Patch/Configuration Management, Vulnerability Management

Adobe Patch Tuesday: Flash Player with two critical updates

Adobe issued a light load of Patch Tuesday security updates today releasing only eight, with five rated critical with two of these affecting Flash Player.

The two critical Flash Player issues would allow for remote code execution if exploited, Adobe reported. The memory corruption issues, CVE-2017-11281 and CVE-2017-11282, affect Windows, Macintosh, Linux and Chrome OS and were picked up by Mateusz Jurczyk and Natalie Silvanovich of Google Project Zero.

The company has not spotted these vulnerabilities being exploited in the wild.

The remaining three critical patches, CVE-2017-11286, CVE-2017-11283 and CVE-2017-11284, were in Cold Fusion. The first is a parsing vulnerability could allow information disclosure, while the latter two mitigate unsafe Java deserialization that could result in remote code execution.

Cold Fusion also had one patch, CVE-2017-11285, rated important that also could lead to information disclosure. No exploits for these problems have been seen in the wild.

Nick Bloor of NCC Group, Daniel Sayk of Telekom Security and Daniel Lawson of Depth Security were credited with disclosing these issues.

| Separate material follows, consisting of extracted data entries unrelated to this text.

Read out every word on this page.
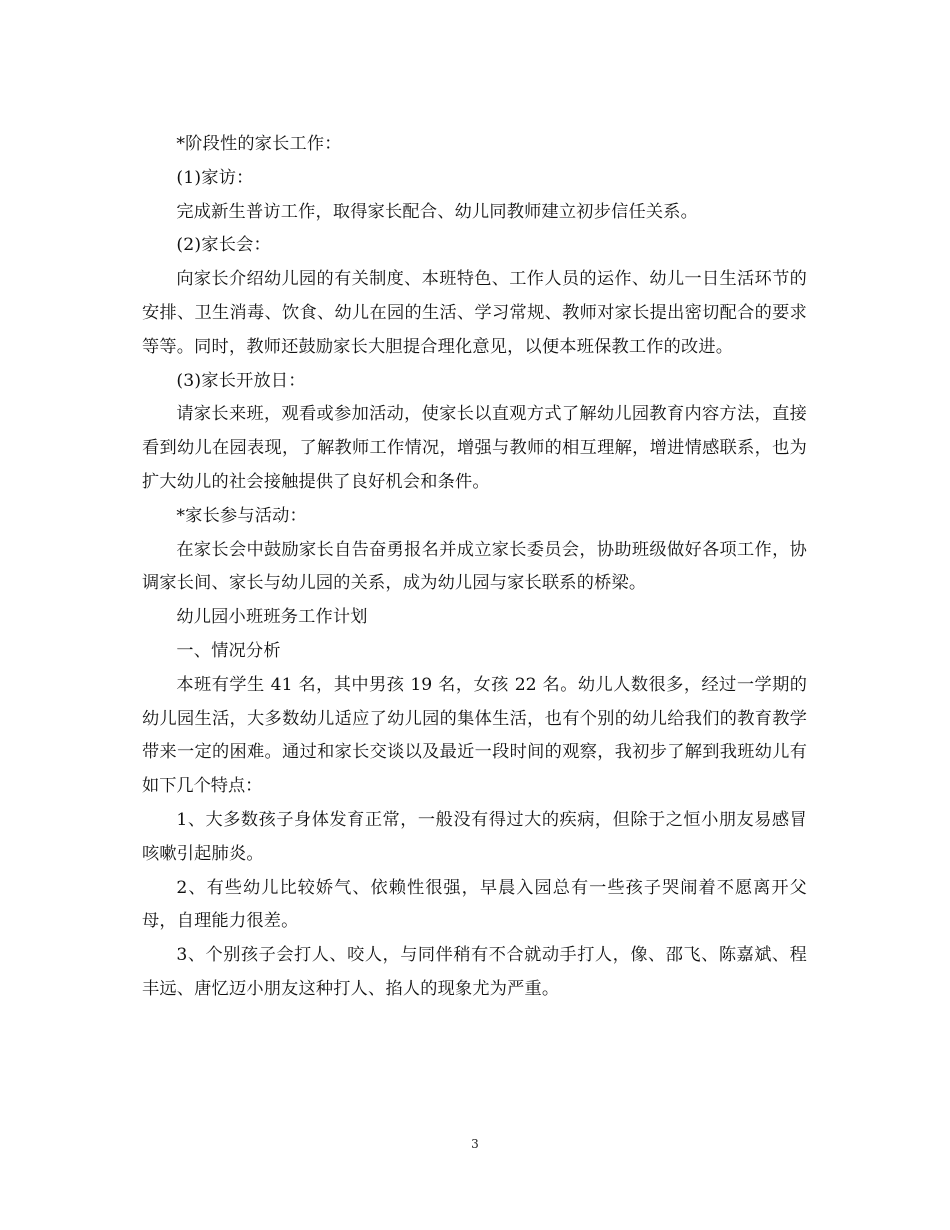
*阶段性的家长工作：

(1)家访：

完成新生普访工作，取得家长配合、幼儿同教师建立初步信任关系。

(2)家长会：

向家长介绍幼儿园的有关制度、本班特色、工作人员的运作、幼儿一日生活环节的安排、卫生消毒、饮食、幼儿在园的生活、学习常规、教师对家长提出密切配合的要求等等。同时，教师还鼓励家长大胆提合理化意见，以便本班保教工作的改进。

(3)家长开放日：

请家长来班，观看或参加活动，使家长以直观方式了解幼儿园教育内容方法，直接看到幼儿在园表现，了解教师工作情况，增强与教师的相互理解，增进情感联系，也为扩大幼儿的社会接触提供了良好机会和条件。

*家长参与活动：

在家长会中鼓励家长自告奋勇报名并成立家长委员会，协助班级做好各项工作，协调家长间、家长与幼儿园的关系，成为幼儿园与家长联系的桥梁。

幼儿园小班班务工作计划

一、情况分析

本班有学生 41 名，其中男孩 19 名，女孩 22 名。幼儿人数很多，经过一学期的幼儿园生活，大多数幼儿适应了幼儿园的集体生活，也有个别的幼儿给我们的教育教学带来一定的困难。通过和家长交谈以及最近一段时间的观察，我初步了解到我班幼儿有如下几个特点：

1、大多数孩子身体发育正常，一般没有得过大的疾病，但除于之恒小朋友易感冒咳嗽引起肺炎。

2、有些幼儿比较娇气、依赖性很强，早晨入园总有一些孩子哭闹着不愿离开父母，自理能力很差。

3、个别孩子会打人、咬人，与同伴稍有不合就动手打人，像、邵飞、陈嘉斌、程丰远、唐忆迈小朋友这种打人、掐人的现象尤为严重。

3
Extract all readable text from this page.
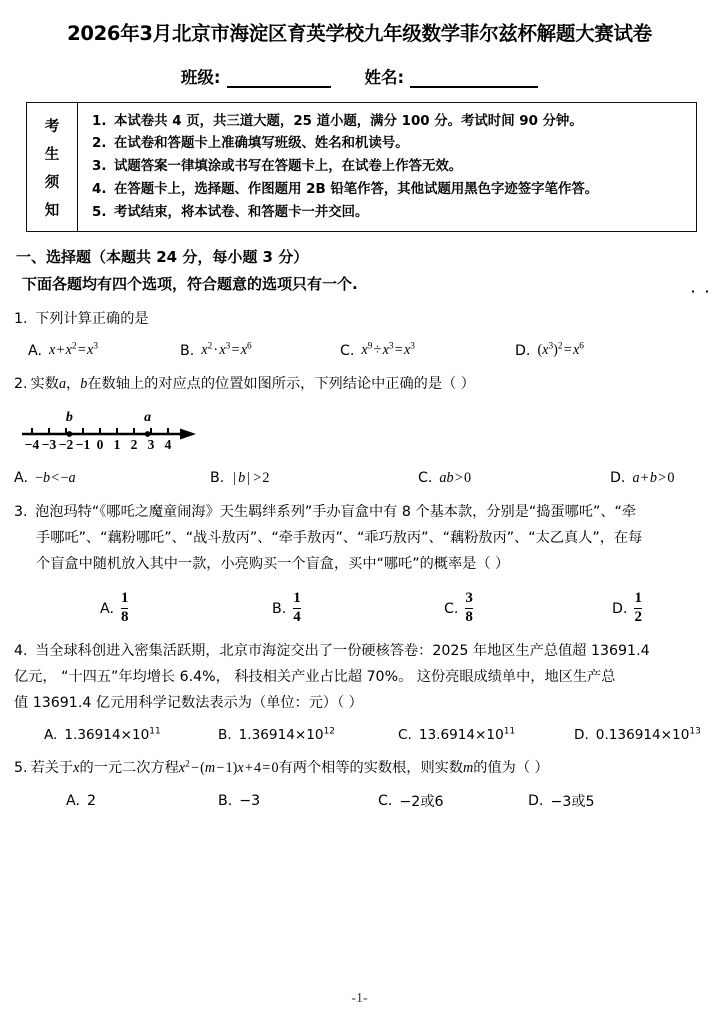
2026年3月北京市海淀区育英学校九年级数学菲尔兹杯解题大赛试卷
班级:	姓名:
考
生
须
知
1. 本试卷共 4 页，共三道大题，25 道小题，满分 100 分。考试时间 90 分钟。
2. 在试卷和答题卡上准确填写班级、姓名和机读号。
3. 试题答案一律填涂或书写在答题卡上，在试卷上作答无效。
4. 在答题卡上，选择题、作图题用 2B 铅笔作答，其他试题用黑色字迹签字笔作答。
5. 考试结束，将本试卷、和答题卡一并交回。
一、选择题（本题共 24 分，每小题 3 分）
下面各题均有四个选项，符合题意的选项只有一个.	· ·
1. 下列计算正确的是
A. x + $x^2$ = $x^3$	B. $x^2$ · $x^3$ = $x^6$	C. $x^9$ ÷ $x^3$ = $x^3$	D. $(x^3)^2$ = $x^6$
2. 实数a，b在数轴上的对应点的位置如图所示，下列结论中正确的是（ ）
b	a
−4 −3 −2 −1 0 1 2 3 4
A. −b < −a	B. | b | > 2	C. ab > 0	D. a + b > 0
3. 泡泡玛特“《哪吒之魔童闹海》天生羁绊系列”手办盲盒中有 8 个基本款，分别是“捣蛋哪吒”、“牵
手哪吒”、“藕粉哪吒”、“战斗敖丙”、“牵手敖丙”、“乖巧敖丙”、“藕粉敖丙”、“太乙真人”，在每
个盲盒中随机放入其中一款，小亮购买一个盲盒，买中“哪吒”的概率是（ ）
A. $\frac{1}{8}$	B. $\frac{1}{4}$	C. $\frac{3}{8}$	D. $\frac{1}{2}$
4. 当全球科创进入密集活跃期，北京市海淀交出了一份硬核答卷：2025 年地区生产总值超 13691.4
亿元， “十四五”年均增长 6.4%， 科技相关产业占比超 70%。 这份亮眼成绩单中，地区生产总
值 13691.4 亿元用科学记数法表示为（单位：元）（ ）
A. $1.36914\times 10^{11}$	B. $1.36914\times 10^{12}$	C. $13.6914\times 10^{11}$	D. $0.136914\times 10^{13}$
5. 若关于x的一元二次方程$x^2$ − (m − 1)x + 4 = 0有两个相等的实数根，则实数m的值为（ ）
A. 2	B. −3	C. −2或6	D. −3或5
-1-
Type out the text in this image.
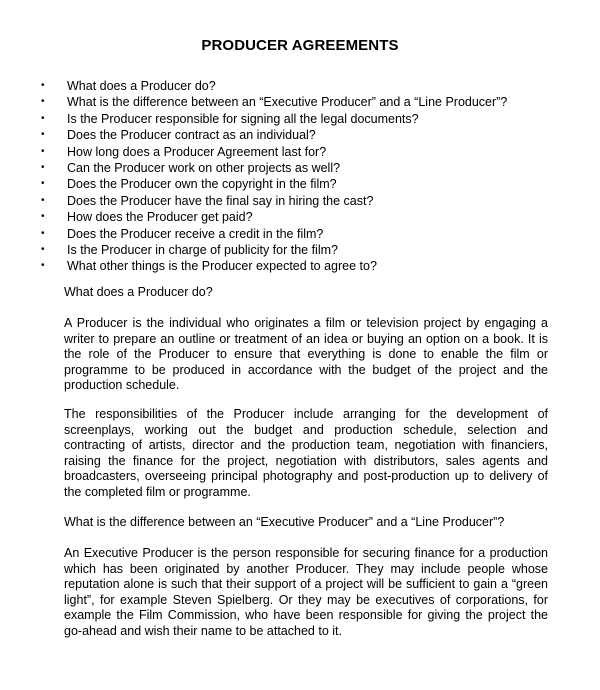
PRODUCER AGREEMENTS
• What does a Producer do?
• What is the difference between an “Executive Producer” and a “Line Producer”?
• Is the Producer responsible for signing all the legal documents?
• Does the Producer contract as an individual?
• How long does a Producer Agreement last for?
• Can the Producer work on other projects as well?
• Does the Producer own the copyright in the film?
• Does the Producer have the final say in hiring the cast?
• How does the Producer get paid?
• Does the Producer receive a credit in the film?
• Is the Producer in charge of publicity for the film?
• What other things is the Producer expected to agree to?
What does a Producer do?

A Producer is the individual who originates a film or television project by engaging a writer to prepare an outline or treatment of an idea or buying an option on a book. It is the role of the Producer to ensure that everything is done to enable the film or programme to be produced in accordance with the budget of the project and the production schedule.

The responsibilities of the Producer include arranging for the development of screenplays, working out the budget and production schedule, selection and contracting of artists, director and the production team, negotiation with financiers, raising the finance for the project, negotiation with distributors, sales agents and broadcasters, overseeing principal photography and post-production up to delivery of the completed film or programme.

What is the difference between an “Executive Producer” and a “Line Producer”?

An Executive Producer is the person responsible for securing finance for a production which has been originated by another Producer. They may include people whose reputation alone is such that their support of a project will be sufficient to gain a “green light”, for example Steven Spielberg. Or they may be executives of corporations, for example the Film Commission, who have been responsible for giving the project the go-ahead and wish their name to be attached to it.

Adobe RoboHelp closes out the September updates with one important update, CVE-2017-3104, and CVE-2017-3105 which is rated moderate. If left unpatched the first would allow for a DOM-based cross-site scripting attack with the second potentially allowing an open redirect attack.

Reynold Regan of CNSI - Center for Technology & Innovation, Chennai found and reported both issues.

Adobe is not aware of any exploits in the wild associated with these vulnerabilities.